Optimizing resource usage in a multi-tenant GKE cluster using node auto-provisioning

This tutorial shows how to use node auto-provisioning to scale a multi-tenant Google Kubernetes Engine (GKE) cluster, and how to use Workload Identity to control tenant access to resources like Cloud Storage buckets. This guide is for developers and architects; it assumes basic knowledge of Kubernetes and GKE. If you need an introduction, see GKE overview.

Cluster multi-tenancy is often implemented to reduce costs or to standardize operations across tenants. To fully realize cost savings, you should size your cluster so that cluster resources are used efficiently. You should also minimize resource waste when your cluster is autoscaled by making sure that cluster nodes that are added are of an appropriate size.

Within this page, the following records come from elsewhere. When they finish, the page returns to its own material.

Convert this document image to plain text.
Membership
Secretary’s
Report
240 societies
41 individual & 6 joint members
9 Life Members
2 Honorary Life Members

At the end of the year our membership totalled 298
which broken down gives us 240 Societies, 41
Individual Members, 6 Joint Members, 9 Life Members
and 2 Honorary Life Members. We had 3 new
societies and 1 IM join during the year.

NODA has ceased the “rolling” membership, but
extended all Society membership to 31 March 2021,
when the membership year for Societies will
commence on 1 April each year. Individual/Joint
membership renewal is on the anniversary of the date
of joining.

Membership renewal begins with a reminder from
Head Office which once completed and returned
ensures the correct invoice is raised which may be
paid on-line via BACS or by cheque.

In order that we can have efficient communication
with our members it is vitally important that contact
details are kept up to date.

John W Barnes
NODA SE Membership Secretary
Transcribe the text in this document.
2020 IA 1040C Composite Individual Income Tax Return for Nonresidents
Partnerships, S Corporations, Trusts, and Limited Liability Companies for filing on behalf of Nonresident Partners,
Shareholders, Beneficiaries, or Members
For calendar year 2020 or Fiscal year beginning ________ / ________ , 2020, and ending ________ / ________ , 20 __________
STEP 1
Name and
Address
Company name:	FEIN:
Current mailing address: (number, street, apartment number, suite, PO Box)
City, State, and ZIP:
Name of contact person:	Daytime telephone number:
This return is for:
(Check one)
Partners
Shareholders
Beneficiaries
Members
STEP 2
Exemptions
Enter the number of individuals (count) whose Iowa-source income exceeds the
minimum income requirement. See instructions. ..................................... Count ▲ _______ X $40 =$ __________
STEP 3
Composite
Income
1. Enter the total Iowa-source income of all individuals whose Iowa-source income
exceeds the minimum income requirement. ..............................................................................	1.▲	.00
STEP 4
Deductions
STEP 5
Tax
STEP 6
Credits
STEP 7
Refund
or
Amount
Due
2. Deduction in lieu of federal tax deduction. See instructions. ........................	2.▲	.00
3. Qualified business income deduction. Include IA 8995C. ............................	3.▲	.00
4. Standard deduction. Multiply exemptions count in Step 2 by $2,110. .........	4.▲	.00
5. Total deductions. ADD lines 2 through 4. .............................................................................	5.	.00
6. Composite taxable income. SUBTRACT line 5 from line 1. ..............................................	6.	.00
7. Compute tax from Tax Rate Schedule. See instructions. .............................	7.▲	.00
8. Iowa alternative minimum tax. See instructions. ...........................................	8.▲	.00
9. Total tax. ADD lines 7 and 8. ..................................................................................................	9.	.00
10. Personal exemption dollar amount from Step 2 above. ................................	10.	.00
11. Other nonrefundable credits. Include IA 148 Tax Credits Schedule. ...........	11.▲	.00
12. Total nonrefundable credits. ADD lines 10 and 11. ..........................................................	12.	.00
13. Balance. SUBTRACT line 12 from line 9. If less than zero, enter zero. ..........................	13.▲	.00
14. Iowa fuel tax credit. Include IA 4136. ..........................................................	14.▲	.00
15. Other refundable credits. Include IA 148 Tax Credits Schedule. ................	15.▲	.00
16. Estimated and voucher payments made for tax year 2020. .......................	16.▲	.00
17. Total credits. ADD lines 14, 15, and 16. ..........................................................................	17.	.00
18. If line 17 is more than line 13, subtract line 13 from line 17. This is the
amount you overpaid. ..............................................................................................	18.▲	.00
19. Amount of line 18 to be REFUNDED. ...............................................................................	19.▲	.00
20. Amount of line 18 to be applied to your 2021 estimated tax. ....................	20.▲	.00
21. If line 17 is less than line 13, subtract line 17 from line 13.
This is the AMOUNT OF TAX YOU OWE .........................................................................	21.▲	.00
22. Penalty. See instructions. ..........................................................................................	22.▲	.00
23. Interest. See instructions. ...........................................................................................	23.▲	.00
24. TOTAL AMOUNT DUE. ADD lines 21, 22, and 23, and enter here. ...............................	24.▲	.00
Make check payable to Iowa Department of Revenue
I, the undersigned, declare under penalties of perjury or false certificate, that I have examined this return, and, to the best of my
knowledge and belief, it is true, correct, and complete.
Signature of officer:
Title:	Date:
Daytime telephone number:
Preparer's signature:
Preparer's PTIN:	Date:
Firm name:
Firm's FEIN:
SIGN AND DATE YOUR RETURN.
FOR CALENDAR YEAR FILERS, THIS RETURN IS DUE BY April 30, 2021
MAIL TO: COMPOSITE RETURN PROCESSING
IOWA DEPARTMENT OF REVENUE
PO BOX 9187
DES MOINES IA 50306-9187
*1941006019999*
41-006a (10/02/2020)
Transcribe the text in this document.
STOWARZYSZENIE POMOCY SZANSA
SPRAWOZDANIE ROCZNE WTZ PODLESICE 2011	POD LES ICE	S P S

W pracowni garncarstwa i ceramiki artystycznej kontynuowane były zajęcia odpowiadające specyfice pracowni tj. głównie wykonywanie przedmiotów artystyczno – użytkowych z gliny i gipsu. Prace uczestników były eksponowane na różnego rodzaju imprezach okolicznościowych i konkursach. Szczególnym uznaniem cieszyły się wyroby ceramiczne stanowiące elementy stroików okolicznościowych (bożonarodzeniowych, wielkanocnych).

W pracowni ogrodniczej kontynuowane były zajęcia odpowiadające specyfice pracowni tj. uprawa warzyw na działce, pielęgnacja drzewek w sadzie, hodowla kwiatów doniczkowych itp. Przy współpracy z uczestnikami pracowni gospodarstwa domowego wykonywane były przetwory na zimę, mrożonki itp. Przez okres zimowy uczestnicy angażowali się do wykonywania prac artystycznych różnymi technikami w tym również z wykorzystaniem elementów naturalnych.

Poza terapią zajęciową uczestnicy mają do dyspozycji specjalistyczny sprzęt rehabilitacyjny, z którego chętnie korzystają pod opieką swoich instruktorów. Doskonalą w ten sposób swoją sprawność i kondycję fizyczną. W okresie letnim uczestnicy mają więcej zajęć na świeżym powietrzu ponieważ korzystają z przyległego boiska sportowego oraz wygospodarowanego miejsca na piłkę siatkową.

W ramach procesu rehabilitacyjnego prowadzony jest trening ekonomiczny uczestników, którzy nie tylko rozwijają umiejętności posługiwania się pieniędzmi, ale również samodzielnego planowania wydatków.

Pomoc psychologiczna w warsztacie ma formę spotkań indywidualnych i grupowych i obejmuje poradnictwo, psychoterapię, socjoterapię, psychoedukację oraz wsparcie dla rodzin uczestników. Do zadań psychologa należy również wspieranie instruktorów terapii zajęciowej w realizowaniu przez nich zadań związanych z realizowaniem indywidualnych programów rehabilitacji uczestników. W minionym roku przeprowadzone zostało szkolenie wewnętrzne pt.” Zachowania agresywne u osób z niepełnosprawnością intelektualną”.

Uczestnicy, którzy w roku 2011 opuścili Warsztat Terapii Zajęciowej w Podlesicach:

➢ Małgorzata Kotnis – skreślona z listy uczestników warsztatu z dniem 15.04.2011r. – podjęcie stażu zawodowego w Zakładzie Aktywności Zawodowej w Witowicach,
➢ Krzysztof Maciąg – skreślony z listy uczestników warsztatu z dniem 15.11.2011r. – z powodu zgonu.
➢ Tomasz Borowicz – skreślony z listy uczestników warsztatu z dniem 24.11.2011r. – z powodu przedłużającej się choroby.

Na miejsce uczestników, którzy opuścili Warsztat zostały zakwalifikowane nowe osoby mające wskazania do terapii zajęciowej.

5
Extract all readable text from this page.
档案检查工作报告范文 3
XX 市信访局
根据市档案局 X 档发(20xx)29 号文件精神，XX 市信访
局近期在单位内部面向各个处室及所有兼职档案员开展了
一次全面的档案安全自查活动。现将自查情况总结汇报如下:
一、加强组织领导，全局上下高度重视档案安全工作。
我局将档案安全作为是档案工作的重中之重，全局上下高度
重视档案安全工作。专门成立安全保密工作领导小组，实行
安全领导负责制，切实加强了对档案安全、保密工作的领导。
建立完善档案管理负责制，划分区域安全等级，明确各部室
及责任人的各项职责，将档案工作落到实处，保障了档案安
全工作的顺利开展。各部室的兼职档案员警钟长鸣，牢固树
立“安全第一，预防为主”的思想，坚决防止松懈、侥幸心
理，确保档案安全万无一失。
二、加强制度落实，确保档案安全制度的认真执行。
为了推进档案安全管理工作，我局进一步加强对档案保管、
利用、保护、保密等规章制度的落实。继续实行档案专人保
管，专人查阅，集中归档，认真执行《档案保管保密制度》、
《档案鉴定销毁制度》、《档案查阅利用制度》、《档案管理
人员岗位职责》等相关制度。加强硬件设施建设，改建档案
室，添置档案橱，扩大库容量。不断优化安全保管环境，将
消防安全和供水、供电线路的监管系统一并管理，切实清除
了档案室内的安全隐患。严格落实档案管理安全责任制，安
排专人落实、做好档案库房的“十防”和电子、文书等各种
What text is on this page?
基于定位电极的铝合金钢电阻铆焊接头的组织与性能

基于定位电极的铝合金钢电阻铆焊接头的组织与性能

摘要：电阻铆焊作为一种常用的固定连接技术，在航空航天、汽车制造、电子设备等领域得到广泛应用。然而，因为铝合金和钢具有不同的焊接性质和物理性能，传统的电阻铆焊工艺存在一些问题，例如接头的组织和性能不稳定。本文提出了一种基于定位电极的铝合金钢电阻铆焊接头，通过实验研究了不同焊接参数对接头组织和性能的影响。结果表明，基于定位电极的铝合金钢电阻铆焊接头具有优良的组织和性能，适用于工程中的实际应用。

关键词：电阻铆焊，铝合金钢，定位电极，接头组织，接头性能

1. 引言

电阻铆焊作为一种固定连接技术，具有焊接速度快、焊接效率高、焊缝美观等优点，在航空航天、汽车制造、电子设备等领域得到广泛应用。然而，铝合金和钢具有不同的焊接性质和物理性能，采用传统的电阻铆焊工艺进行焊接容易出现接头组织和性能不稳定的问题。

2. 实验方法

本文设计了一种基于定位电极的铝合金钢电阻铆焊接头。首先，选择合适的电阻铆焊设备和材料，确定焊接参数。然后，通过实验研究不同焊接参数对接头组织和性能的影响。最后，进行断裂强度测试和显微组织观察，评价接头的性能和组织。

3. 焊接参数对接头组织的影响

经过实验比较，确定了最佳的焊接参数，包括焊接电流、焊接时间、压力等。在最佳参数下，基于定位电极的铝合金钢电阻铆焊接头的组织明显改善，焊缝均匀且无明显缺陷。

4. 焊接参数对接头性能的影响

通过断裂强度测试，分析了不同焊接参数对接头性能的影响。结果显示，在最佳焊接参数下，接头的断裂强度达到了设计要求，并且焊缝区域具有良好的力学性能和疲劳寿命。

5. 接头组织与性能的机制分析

In this tutorial, you use node auto-provisioning to scale the cluster. Node auto-provisioning can help optimize your cluster resource usage, and therefore control your costs, by adding cluster nodes that best fit your pending workloads.

Objectives

Create a GKE cluster that has node auto-provisioning and Workload Identity enabled.
Set up the cluster for multi-tenancy.
Submit jobs to the cluster to demonstrate how node auto-provisioning creates and destroys nodes of optimized sizes.
Use taints and labels to instruct node auto-provisioning to create dedicated node pools for each tenant.
Use Workload Identity to control access to tenant-specific resources like Cloud Storage buckets.

Costs

In this document, you use the following billable components of Google Cloud:

To generate a cost estimate based on your projected usage, use the pricing calculator. New Google Cloud users might be eligible for a free trial.

Before you begin

Sign in to your Google Cloud account. If you're new to Google Cloud, create an account to evaluate how our products perform in real-world scenarios. New customers also get $300 in free credits to run, test, and deploy workloads.

In the Google Cloud console, on the project selector page, select or create a Google Cloud project.

Go to project selector

Make sure that billing is enabled for your Google Cloud project.

In the Google Cloud console, on the project selector page, select or create a Google Cloud project.

Go to project selector

Make sure that billing is enabled for your Google Cloud project.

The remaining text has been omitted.